Agathe Borbes gewelltes Badehandtuch aus Glasfasergewebe, Epoxidharz, Pappmachée, Glasur und Decorfarbe fasziniert als zerbrechliches Gebilde; die Künstlerin hat ihm auch ein Gedicht gewidmet. Viiri Linnéa Broo Andersson lädt mit ihren „Candysticks“ dazu ein, neue organisatorische Systeme zu denken, indem sie bunt-glitzernden Stäbe mal an die Wand lehnt, mal bündelt, mal im Gestell anordnet.
Jöran Möllers „Kipppunkte“ setzt Lithographien und transparente Reliefs (Schmelzfarbe auf Glas) in einer Rauminstallation zueinander in eine fragile Beziehung. Einen Raum hat auch Elisabeth Lieder mit Bildern und Objekten geschaffen; er wird im Lauf der Ausstellung auch zum Schauplatz von Performances werden. Sympathisch, doch auch etwas harmlos erscheinen die Radierungen und Holzschnitte von Samuel Minouvo Zonon, die sich lebendig-beseelten Tieren widmen und dabei zum Teil an Franz Marc und Picasso anknüpfen.
Menschlich anrührend ist der Film von Takashi Kunimoto, der sieben Jahre lang immer wieder einem Obdachlosen begegnet ist, ihn begleitet und mit der Kamera beobachtet hat. Ergreifend das Handy-Tagebuch von Lydia Hoske, die ihm Laufe ihres Meisterschülerinnen-Studiums am Chronische Fatigue-Syndrom erkrankte. Sie kann inzwischen kaum noch ihren Alltag bewältigen, wird in ihrem Leben immer weiter reduziert und verschwindet mehr und mehr aus dem öffentlichen Leben. Sie möchte mit ihrem Video als Kranke sichtbar werden.
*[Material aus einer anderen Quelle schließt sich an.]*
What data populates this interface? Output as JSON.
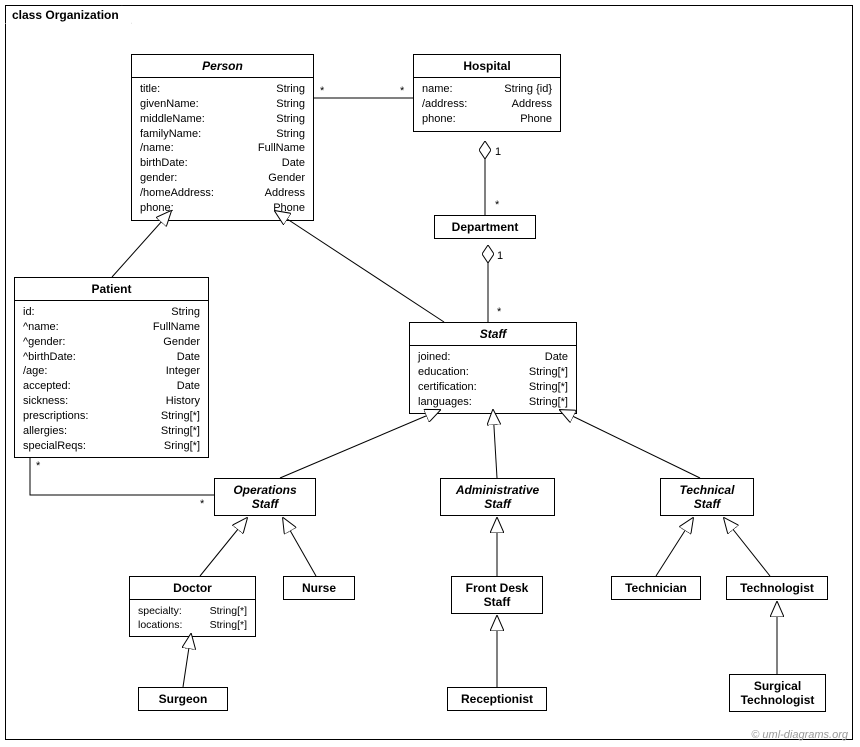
{
  "frame": {
    "title": "class Organization"
  },
  "classes": {
    "person": {
      "name": "Person",
      "attrs": [
        [
          "title:",
          "String"
        ],
        [
          "givenName:",
          "String"
        ],
        [
          "middleName:",
          "String"
        ],
        [
          "familyName:",
          "String"
        ],
        [
          "/name:",
          "FullName"
        ],
        [
          "birthDate:",
          "Date"
        ],
        [
          "gender:",
          "Gender"
        ],
        [
          "/homeAddress:",
          "Address"
        ],
        [
          "phone:",
          "Phone"
        ]
      ]
    },
    "hospital": {
      "name": "Hospital",
      "attrs": [
        [
          "name:",
          "String {id}"
        ],
        [
          "/address:",
          "Address"
        ],
        [
          "phone:",
          "Phone"
        ]
      ]
    },
    "department": {
      "name": "Department"
    },
    "patient": {
      "name": "Patient",
      "attrs": [
        [
          "id:",
          "String"
        ],
        [
          "^name:",
          "FullName"
        ],
        [
          "^gender:",
          "Gender"
        ],
        [
          "^birthDate:",
          "Date"
        ],
        [
          "/age:",
          "Integer"
        ],
        [
          "accepted:",
          "Date"
        ],
        [
          "sickness:",
          "History"
        ],
        [
          "prescriptions:",
          "String[*]"
        ],
        [
          "allergies:",
          "String[*]"
        ],
        [
          "specialReqs:",
          "Sring[*]"
        ]
      ]
    },
    "staff": {
      "name": "Staff",
      "attrs": [
        [
          "joined:",
          "Date"
        ],
        [
          "education:",
          "String[*]"
        ],
        [
          "certification:",
          "String[*]"
        ],
        [
          "languages:",
          "String[*]"
        ]
      ]
    },
    "opsStaff": {
      "name_l1": "Operations",
      "name_l2": "Staff"
    },
    "adminStaff": {
      "name_l1": "Administrative",
      "name_l2": "Staff"
    },
    "techStaff": {
      "name_l1": "Technical",
      "name_l2": "Staff"
    },
    "doctor": {
      "name": "Doctor",
      "attrs": [
        [
          "specialty:",
          "String[*]"
        ],
        [
          "locations:",
          "String[*]"
        ]
      ]
    },
    "nurse": {
      "name": "Nurse"
    },
    "frontDesk": {
      "name_l1": "Front Desk",
      "name_l2": "Staff"
    },
    "technician": {
      "name": "Technician"
    },
    "technologist": {
      "name": "Technologist"
    },
    "surgeon": {
      "name": "Surgeon"
    },
    "receptionist": {
      "name": "Receptionist"
    },
    "surgTech": {
      "name_l1": "Surgical",
      "name_l2": "Technologist"
    }
  },
  "mults": {
    "personHosp_person": "*",
    "personHosp_hosp": "*",
    "hospDept_hosp": "1",
    "hospDept_dept": "*",
    "deptStaff_dept": "1",
    "deptStaff_staff": "*",
    "opsPatient_ops": "*",
    "opsPatient_patient": "*"
  },
  "watermark": "© uml-diagrams.org"
}
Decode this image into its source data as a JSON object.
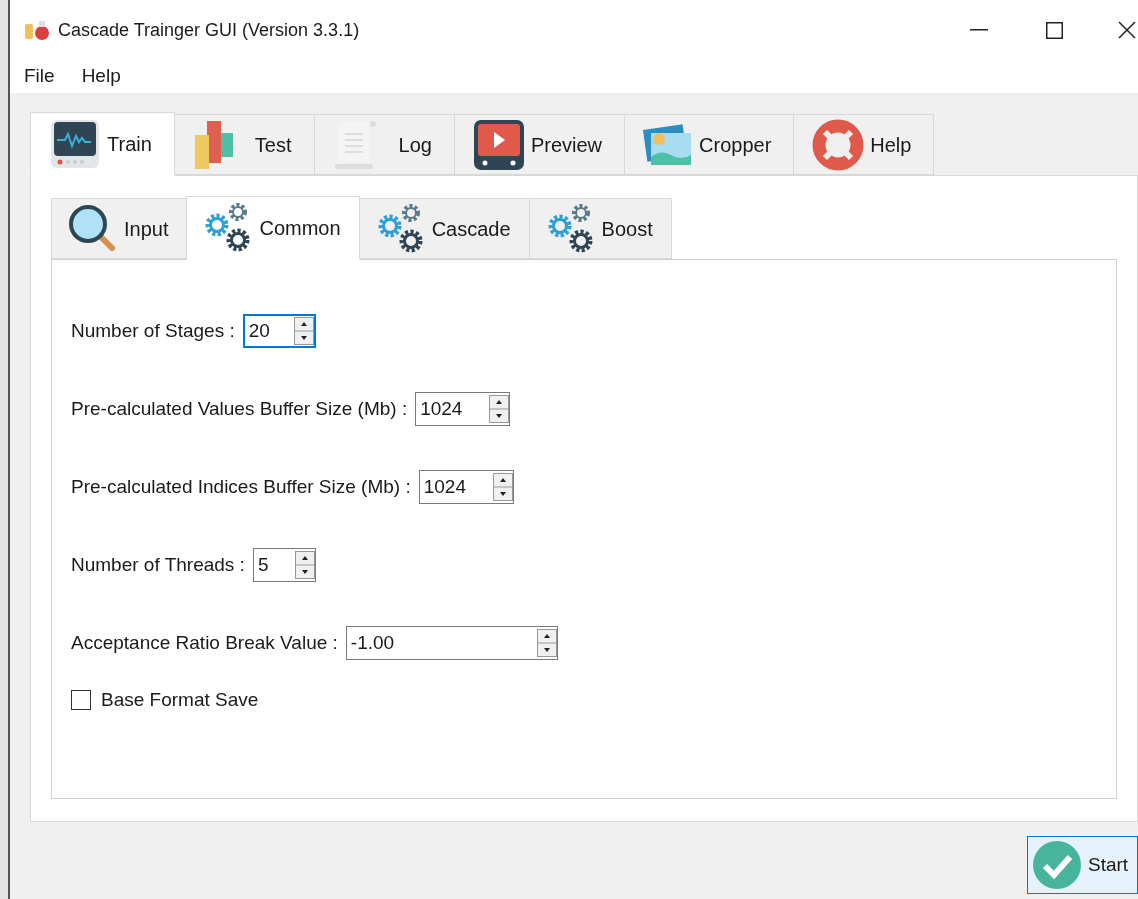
{
  "window": {
    "title": "Cascade Trainger GUI (Version 3.3.1)"
  },
  "menu": [
    "File",
    "Help"
  ],
  "tabs": [
    {
      "label": "Train",
      "kind": "monitor",
      "selected": true
    },
    {
      "label": "Test",
      "kind": "chart",
      "selected": false
    },
    {
      "label": "Log",
      "kind": "document",
      "selected": false
    },
    {
      "label": "Preview",
      "kind": "player",
      "selected": false
    },
    {
      "label": "Cropper",
      "kind": "photo",
      "selected": false
    },
    {
      "label": "Help",
      "kind": "lifebuoy",
      "selected": false
    }
  ],
  "sub_tabs": [
    {
      "label": "Input",
      "kind": "magnifier",
      "selected": false
    },
    {
      "label": "Common",
      "kind": "gears",
      "selected": true
    },
    {
      "label": "Cascade",
      "kind": "gears",
      "selected": false
    },
    {
      "label": "Boost",
      "kind": "gears",
      "selected": false
    }
  ],
  "fields": [
    {
      "label": "Number of Stages :",
      "value": "20",
      "focused": true
    },
    {
      "label": "Pre-calculated Values Buffer Size (Mb) :",
      "value": "1024",
      "focused": false
    },
    {
      "label": "Pre-calculated Indices Buffer Size (Mb) :",
      "value": "1024",
      "focused": false
    },
    {
      "label": "Number of Threads :",
      "value": "5",
      "focused": false
    },
    {
      "label": "Acceptance Ratio Break Value :",
      "value": "-1.00",
      "focused": false
    }
  ],
  "checkbox": {
    "label": "Base Format Save",
    "checked": false
  },
  "start_button": {
    "label": "Start"
  }
}
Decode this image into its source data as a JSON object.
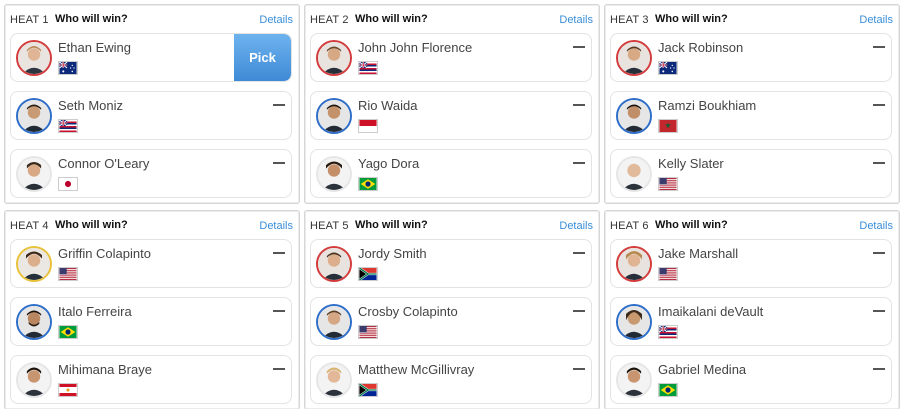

Sinnlich-lustvoll sind die großen Figuren, die Gudrun-Sophie Frommhage aus Papier erschafft – Inkarnationen des Weiblichen, die zum Teil an Niki de Saint Phalle erinnern. Kleinere, verformte Körper aus Keramik hat sie an einer voluminösen Säule befestigt, an der sie nun gleichsam rotieren. Opulent auch die Installation von Charlotte Maria Kätzl und Conrad Veit in der Remise: Ein wandfüllender Film zeigt die Künstlerin als Blume oder hinduistische Göttin verkleidet sowie märchenhafte Naturaufnahmen. Die Remise wird durch bunte Lampen und Overhead-Projektoren mit farbigen Folien in einen Lichtraum verwandelt. Dazu erklingt berauschende Musik. Das alles ist so kitschig, dass es schon wieder schön ist – ein Gesamtkunstwerk für alle Sinne.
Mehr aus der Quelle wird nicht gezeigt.